California energy regulators said that a preliminary ruling by a U.S. agency may bring as much as $1.6 billion in refunds for consumers harmed during the state’s electricity crisis more than a decade ago.
An administrative law judge at the U.S. Federal Energy Regulatory Commission on Feb. 15 determined that companies including Powerex Corp. and a unit of Royal Dutch Shell Plc (RDSA) violated market rules in 2000, when California’s electricity prices reached their peak.
The ruling in the case brought by the state’s Public Utilities Commission and two electricity providers follows more than a decade of legal wrangling after trading by Enron Corp. workers led to price increases and blackouts in California affecting millions of customers in 2000 and 2001.
“It took a lot of tenacity to achieve this victory before FERC, on behalf of California consumers,” Michael Peevey, president of the state’s Public Utilities Commission, said yesterday in a statement.
Congress in 2005 gave FERC additional powers to police energy markets, in response to Enron’s collapse, and the agency has announced since January 2011 at least 13 separate investigations of market manipulation, including probes of energy-trading units at Barclays Plc (BARC) and JPMorgan Chase & Co. (JPM:US)
Last week’s ruling by FERC Judge Philip Baten stems from a case that was remanded to the agency by a federal court.

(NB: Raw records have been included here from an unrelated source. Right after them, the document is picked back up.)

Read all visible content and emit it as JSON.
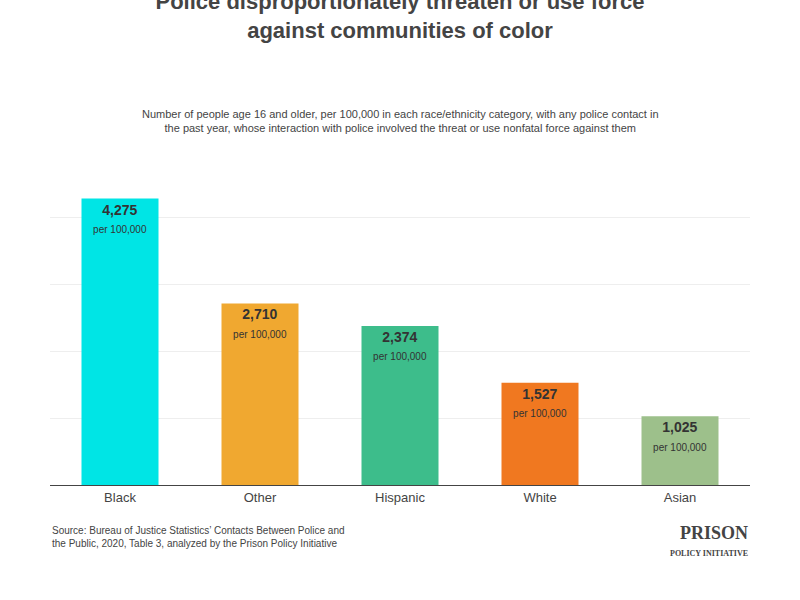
{
  "chart_data": {
    "type": "bar",
    "title": "Police disproportionately threaten or use force\nagainst communities of color",
    "subtitle": "Number of people age 16 and older, per 100,000 in each race/ethnicity category, with any police contact in\nthe past year, whose interaction with police involved the threat or use nonfatal force against them",
    "categories": [
      "Black",
      "Other",
      "Hispanic",
      "White",
      "Asian"
    ],
    "values": [
      4275,
      2710,
      2374,
      1527,
      1025
    ],
    "value_labels": [
      "4,275",
      "2,710",
      "2,374",
      "1,527",
      "1,025"
    ],
    "value_label_unit": "per 100,000",
    "data_labels": true,
    "colors": [
      "#00E5E5",
      "#F0A830",
      "#3DBD8B",
      "#F07820",
      "#9DC08B"
    ],
    "ylim": [
      0,
      5000
    ],
    "yticks": [
      1000,
      2000,
      3000,
      4000,
      5000
    ],
    "grid": true,
    "tick_labels": "x",
    "source": [
      "Source: Bureau of Justice Statistics’ Contacts Between Police and",
      "the Public, 2020, Table 3, analyzed by the Prison Policy Initiative"
    ],
    "logo": [
      "PRISON",
      "POLICY INITIATIVE"
    ]
  }
}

In his decision, Baten sided with California and units of PG&E Corp. (PCG:US) and Edison International (EIX:US), which joined in the complaint.
If the five-member FERC adopts the judge’s decision, California consumers may eventually be paid almost $1 billion in refunds and an additional $600 million in interest, according to the statement from the state energy regulator. It didn’t say which companies would be responsible for payment.
Respondents in the case include Powerex, a unit of British Columbia Hydro & Power Authority in Canada; Shell Energy North America US LP of Houston; and Calgary-based TransAlta Corp. (TA) The Western Area Power Administration, which provides power in 15 central and western states, and the Bonneville Power Administration, which serves eight West Coast and Rocky Mountain states -- both units of the U.S. Energy Department -- were also named among entities accused of violating market rules.
“We are still digesting the initial decision but are disappointed with the outcome,” Michael Hansen, a spokesman for Portland, Oregon-based Bonneville, said in an e-mail.
Shell plans to file “exceptions” to the judge’s recommendation, Kimberly Windon, a company spokeswoman in Houston, said by e-mail. The company doesn’t believe Coral Power, Shell Energy North America’s predecessor, violated market rules at the time, she said.
The company’s exceptions “will demonstrate that evidence does not support the findings made by the Administrative Law Judge, and in fact, shows that Coral Power’s actions were consistent with relevant regulations and tariffs,” she said.
Lisa Meiman, spokeswoman for the Lakewood, Colorado-based Western Power administration, declined to comment. “The matter is still in litigation,” she said by telephone.
FERC spokesman Craig Cano said the agency didn’t have a comment on the judge’s ruling because it was an initial decision. The parties involved have 30 days to seek requests for a rehearing and the five-member commission can review the decision.
Should FERC uphold the judge’s recommendation, refunds to ratepayers would be set in a separate phase of the case, according to Windon.
Spokesmen for Vancouver-based Powerex and TransAlta didn’t respond to requests for comment.